Dutch court jails Rwandan woman for incitement to genocide
THE HAGUE (Reuters) - A Dutch court sentenced a Rwandan-born woman to six years and eight months in jail on Friday for inciting genocide two decades ago.
Judges said 66-year-old Yvonne Besabya, now a Dutch citizen, had stoked hatred against her ethnic Tutsi neighbors before Rwanda's 1994 genocide in which 800,000 Tutsis and moderate Hutus were killed.
The conviction, which was secured under universal jurisdiction - the principle that countries have the right to try the most heinous crimes wherever they were committed - was the first for genocide in a Dutch court since World War Two.
District court judges said Besabya, the wealthy Hutu wife of a Rwandan lawmaker, had used her influence to incite her Hutu neighbors to violence against Tutsis.
"In the years leading up to the genocide, Hutus were systematically incited to violence against Tutsis," Presiding Judge Rene Elkerbout said, reading the verdict.
"The accused embraced and propagated this extreme racist ideology and used her influence to contribute to an atmosphere of violence," he said. "(She) repeatedly committed the crime of publicly calling for ...genocide."
The court acquitted Besabya of all other charges, including perpetrating genocide, murder and war crimes.
The Rwandan genocide has increasingly become the focus of court cases in Europe, despite the existence of a dedicated U.N. tribunal in Arusha, Tanzania that has tried those suspected of masterminding the killings.
Judges said Besabya, who fled Rwanda in 1994, arriving in the Netherlands four years later, had led crowds of supporters in song outside her house in an upmarket district of the Rwandan capital Kigali.
"They sang: 'Tubatsembesembe', meaning 'We will kill them all,'" the ruling said. "Her Tutsi neighbors spent several years in deathly fear as a result."
Sitting in the public gallery, her daughter shouted to her to be strong as a stooped Besabya was escorted from the room.
Describing the verdict as a "disappointment," Besabya's lawyer, Victor Koppe, said he would advise his client to appeal.
Koppe had argued that Besabya had been set up and that supposed victims fabricated testimony - a claim judges rejected.
The International Criminal Tribunal for Rwanda has convicted dozens of suspects, including former senior cabinet ministers, military commanders, journalists and businessmen.

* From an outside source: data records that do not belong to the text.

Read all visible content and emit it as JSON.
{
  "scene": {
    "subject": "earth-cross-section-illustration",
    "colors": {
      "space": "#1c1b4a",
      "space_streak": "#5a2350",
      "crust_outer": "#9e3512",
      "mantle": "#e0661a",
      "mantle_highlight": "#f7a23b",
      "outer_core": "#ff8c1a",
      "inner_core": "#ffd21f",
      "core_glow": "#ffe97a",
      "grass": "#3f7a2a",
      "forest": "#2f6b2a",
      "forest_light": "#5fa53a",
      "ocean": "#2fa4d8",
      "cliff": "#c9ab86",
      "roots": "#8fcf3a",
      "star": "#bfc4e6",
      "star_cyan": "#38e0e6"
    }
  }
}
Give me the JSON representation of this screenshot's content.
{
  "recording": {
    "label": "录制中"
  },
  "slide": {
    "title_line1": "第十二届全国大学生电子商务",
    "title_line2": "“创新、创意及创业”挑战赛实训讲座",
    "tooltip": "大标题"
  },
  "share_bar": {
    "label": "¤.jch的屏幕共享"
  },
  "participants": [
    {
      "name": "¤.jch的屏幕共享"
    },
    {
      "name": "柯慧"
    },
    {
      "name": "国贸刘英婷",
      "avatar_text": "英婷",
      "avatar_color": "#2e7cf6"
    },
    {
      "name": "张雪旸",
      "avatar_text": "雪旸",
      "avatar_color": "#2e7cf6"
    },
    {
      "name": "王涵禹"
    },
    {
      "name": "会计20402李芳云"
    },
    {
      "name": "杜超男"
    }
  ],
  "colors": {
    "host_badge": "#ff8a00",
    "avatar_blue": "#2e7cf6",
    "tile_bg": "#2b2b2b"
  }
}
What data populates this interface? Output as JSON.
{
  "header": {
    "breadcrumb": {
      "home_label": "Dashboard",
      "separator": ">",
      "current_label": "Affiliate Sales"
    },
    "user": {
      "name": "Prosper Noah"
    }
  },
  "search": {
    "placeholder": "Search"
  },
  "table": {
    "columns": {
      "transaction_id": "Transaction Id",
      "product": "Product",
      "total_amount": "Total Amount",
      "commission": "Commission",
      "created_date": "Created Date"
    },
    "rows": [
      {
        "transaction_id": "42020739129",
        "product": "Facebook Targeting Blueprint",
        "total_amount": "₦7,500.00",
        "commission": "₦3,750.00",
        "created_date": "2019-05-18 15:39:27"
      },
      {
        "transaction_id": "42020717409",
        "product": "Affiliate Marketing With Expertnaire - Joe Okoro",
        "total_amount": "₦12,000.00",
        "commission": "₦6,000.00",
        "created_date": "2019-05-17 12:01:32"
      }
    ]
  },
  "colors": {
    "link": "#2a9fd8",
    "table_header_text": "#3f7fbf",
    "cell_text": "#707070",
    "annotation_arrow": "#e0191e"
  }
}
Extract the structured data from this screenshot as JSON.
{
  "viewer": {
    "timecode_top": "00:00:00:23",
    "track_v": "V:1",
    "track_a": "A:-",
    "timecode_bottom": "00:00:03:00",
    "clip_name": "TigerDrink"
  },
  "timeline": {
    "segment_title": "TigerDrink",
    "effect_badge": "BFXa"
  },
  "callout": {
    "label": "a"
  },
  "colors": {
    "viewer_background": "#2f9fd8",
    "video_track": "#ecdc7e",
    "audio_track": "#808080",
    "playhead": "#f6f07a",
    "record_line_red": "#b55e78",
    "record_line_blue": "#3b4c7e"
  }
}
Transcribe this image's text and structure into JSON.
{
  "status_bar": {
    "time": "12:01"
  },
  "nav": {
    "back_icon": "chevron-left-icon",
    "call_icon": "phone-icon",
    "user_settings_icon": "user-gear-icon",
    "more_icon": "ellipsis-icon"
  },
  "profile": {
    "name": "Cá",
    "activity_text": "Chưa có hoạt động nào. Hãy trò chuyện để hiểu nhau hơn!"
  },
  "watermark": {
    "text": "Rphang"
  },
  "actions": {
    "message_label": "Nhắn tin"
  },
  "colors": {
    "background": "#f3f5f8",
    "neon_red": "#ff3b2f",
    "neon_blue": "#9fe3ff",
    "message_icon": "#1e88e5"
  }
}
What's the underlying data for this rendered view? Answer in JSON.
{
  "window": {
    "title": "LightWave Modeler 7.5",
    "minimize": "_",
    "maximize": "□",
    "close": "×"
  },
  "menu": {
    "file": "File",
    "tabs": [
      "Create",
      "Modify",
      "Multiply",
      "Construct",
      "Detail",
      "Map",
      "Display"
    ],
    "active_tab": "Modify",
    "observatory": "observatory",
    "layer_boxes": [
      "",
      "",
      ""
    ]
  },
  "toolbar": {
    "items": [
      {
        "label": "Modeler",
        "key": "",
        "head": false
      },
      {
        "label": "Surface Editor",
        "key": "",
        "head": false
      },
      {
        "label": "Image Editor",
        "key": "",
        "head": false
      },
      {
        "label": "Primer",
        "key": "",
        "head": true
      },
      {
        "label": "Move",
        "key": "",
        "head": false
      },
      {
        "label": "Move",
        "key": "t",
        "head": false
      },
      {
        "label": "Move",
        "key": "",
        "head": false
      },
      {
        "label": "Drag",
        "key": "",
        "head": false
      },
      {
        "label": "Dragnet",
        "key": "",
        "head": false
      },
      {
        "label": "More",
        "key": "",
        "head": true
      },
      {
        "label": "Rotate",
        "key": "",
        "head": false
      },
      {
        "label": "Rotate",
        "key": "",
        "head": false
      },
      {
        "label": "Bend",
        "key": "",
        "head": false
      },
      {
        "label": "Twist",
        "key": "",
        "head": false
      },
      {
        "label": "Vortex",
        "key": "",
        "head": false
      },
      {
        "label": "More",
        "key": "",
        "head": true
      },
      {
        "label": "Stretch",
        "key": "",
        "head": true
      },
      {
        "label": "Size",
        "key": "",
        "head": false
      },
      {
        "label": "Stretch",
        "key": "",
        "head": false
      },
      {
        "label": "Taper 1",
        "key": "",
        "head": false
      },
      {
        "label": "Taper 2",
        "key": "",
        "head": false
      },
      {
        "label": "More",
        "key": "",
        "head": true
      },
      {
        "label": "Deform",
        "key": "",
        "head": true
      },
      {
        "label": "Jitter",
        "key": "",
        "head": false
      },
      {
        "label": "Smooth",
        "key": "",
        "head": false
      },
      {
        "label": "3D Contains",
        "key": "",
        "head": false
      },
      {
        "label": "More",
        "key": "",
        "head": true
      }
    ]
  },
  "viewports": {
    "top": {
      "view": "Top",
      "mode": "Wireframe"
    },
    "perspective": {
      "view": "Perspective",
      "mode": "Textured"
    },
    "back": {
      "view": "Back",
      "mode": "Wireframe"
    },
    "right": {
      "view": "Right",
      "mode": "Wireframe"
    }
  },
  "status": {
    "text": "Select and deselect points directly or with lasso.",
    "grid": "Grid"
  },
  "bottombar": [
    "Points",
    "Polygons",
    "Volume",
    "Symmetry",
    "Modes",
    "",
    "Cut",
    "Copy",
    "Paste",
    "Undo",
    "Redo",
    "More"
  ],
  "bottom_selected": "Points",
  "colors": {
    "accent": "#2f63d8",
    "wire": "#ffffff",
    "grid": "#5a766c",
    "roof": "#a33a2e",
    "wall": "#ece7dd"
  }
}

In December, Augustin Ngirabatware, the former Rwandan minister of planning, was sentenced to 35 years in prison for his role in the genocide [ID:nL5E8NK8WT].
But this has not stopped European prosecutors from taking on cases against suspects now living on their soil. In November, Swedish prosecutors charged an ethnic Hutu, who is now a Swedish citizen, with taking part in the genocide.